In truth, he says, he was a tourist.

He’s slight of build, with cerulean eyes and dark, mussed hair, whose spikiness is likely to evoke comparisons to the absent-minded professor rather than the fashionable product-aholic. At a taping of “The Kojo Nnamdi Show” at WAMU-FM, Nnamdi marveled at the contrast between Stewart’s forceful dissertation on the state of affairs in Afghanistan and Iraq and his disarming baby face. “He looks like a teenager!”

At Politics and Prose, one septuagenarian exclaimed to another as she headed out the door, “He’s amazing. He’s just what I pictured. I fell in love with him when I read the book.”

He’s the child of a colonial family. His grandfather was stationed in India, and his father worked throughout Asia as a diplomat. Born in Hong Kong, Stewart is an Oxford-educated former military officer and diplomat who, obviously, takes very seriously the role of being a guest in a foreign land.

Colonialism, as he sees it, was a mendacious system: racist, exploitative, horrific. But at the very least, he says, colonialists set out to understand the countries that they took over, prepared to spend years at a time to understand the culture. Today’s “neo-colonialists,” foreign-aid workers and diplomats, parachute into a country, trying to impose Western culture on a people they don’t understand. It is, he argues, a “morally dubious” proposition.

He once supported the invasion and occupation of Iraq.

Now he says, “It’s a catastrophe.”

Today, he lives in Kabul, where he heads up the Turquoise Mountain Foundation, an organization dedicated to restoring historic portions of the city and setting up a school to train Afghan artists.

And one day he’d like to start walking again. This time through Borneo, chasing that which he cannot explain.

He marveled at how all those mystical moments quickly faded once he stopped walking. When he first returned from Afghanistan, he said, friends commented on his stillness, his seeming sense of enlightenment. Ten days later, he said, they were asking, What happened to you? He was back to hanging out in bars and “chasing girls.”
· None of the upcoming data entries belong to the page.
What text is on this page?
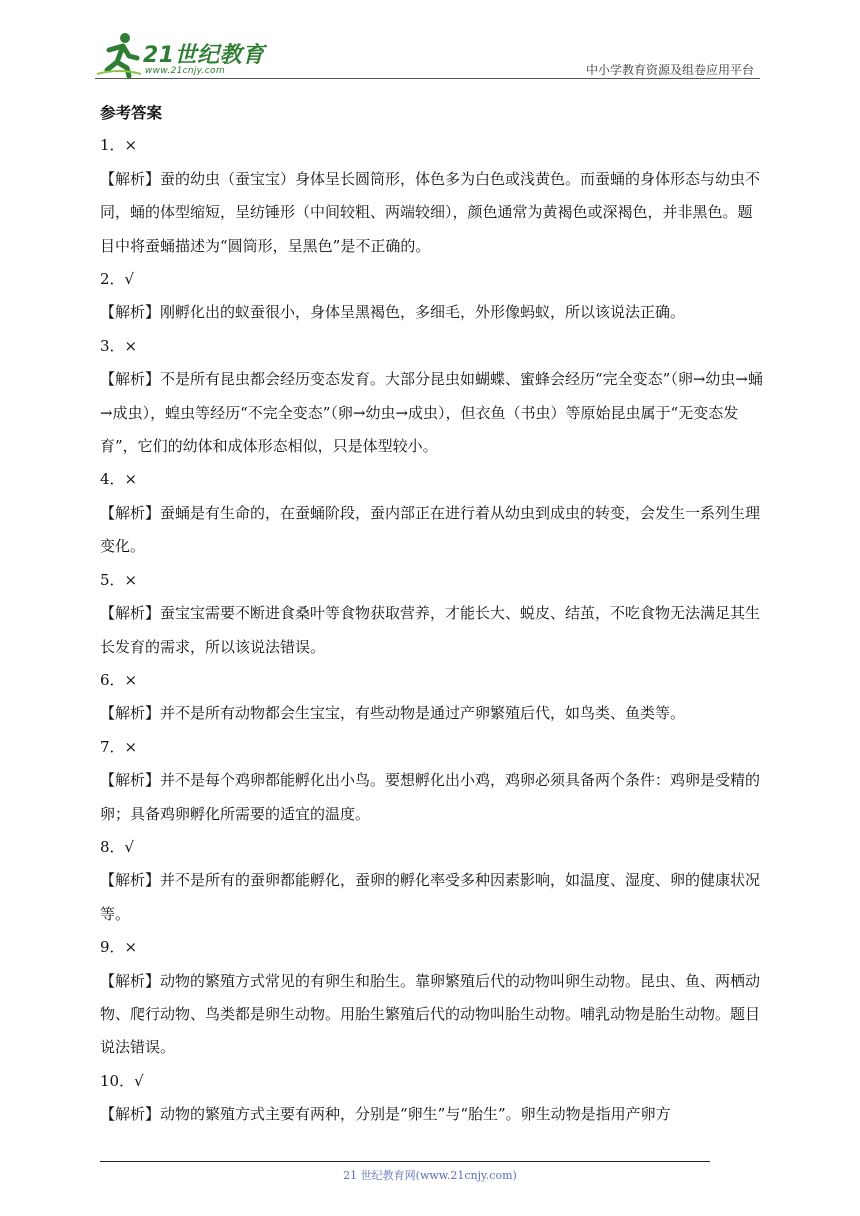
21世纪教育
www.21cnjy.com	中小学教育资源及组卷应用平台
参考答案
1．×
【解析】蚕的幼虫（蚕宝宝）身体呈长圆筒形，体色多为白色或浅黄色。而蚕蛹的身体形态与幼虫不同，蛹的体型缩短，呈纺锤形（中间较粗、两端较细），颜色通常为黄褐色或深褐色，并非黑色。题目中将蚕蛹描述为“圆筒形，呈黑色”是不正确的。
2．√
【解析】刚孵化出的蚁蚕很小，身体呈黑褐色，多细毛，外形像蚂蚁，所以该说法正确。
3．×
【解析】不是所有昆虫都会经历变态发育。大部分昆虫如蝴蝶、蜜蜂会经历“完全变态”（卵→幼虫→蛹→成虫），蝗虫等经历“不完全变态”（卵→幼虫→成虫），但衣鱼（书虫）等原始昆虫属于“无变态发育”，它们的幼体和成体形态相似，只是体型较小。
4．×
【解析】蚕蛹是有生命的，在蚕蛹阶段，蚕内部正在进行着从幼虫到成虫的转变，会发生一系列生理变化。
5．×
【解析】蚕宝宝需要不断进食桑叶等食物获取营养，才能长大、蜕皮、结茧，不吃食物无法满足其生长发育的需求，所以该说法错误。
6．×
【解析】并不是所有动物都会生宝宝，有些动物是通过产卵繁殖后代，如鸟类、鱼类等。
7．×
【解析】并不是每个鸡卵都能孵化出小鸟。要想孵化出小鸡，鸡卵必须具备两个条件：鸡卵是受精的卵；具备鸡卵孵化所需要的适宜的温度。
8．√
【解析】并不是所有的蚕卵都能孵化，蚕卵的孵化率受多种因素影响，如温度、湿度、卵的健康状况等。
9．×
【解析】动物的繁殖方式常见的有卵生和胎生。靠卵繁殖后代的动物叫卵生动物。昆虫、鱼、两栖动物、爬行动物、鸟类都是卵生动物。用胎生繁殖后代的动物叫胎生动物。哺乳动物是胎生动物。题目说法错误。
10．√
【解析】动物的繁殖方式主要有两种，分别是“卵生”与“胎生”。卵生动物是指用产卵方
21 世纪教育网(www.21cnjy.com)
It’s hard to hold on to enlightenment, he says, when you’re pulling down 16- to 18-hour days.

So is he a religious man?

With great reluctance and apparent physical discomfort, Stewart says that he grew up Episcopalian, but . . .

“I’m a pretty bad Christian.”

That’s a pretty strong pronouncement for someone who wrote a book filled with spiritual musings, references to rosary beads, a man who seemed to navigate through life with a fairly strong sense of moral certitude.

Stewart’s discomfort increases. He runs his fingers through his spikes and grimaces.

“I don’t see myself as particularly profound,” he says. “I see myself as a slightly superficial, supremely flawed person.”

Aren’t we all?

He wrinkles up his face, pauses, then answers as any self-respecting, self-effacing pilgrim would: “I’m probably worse.”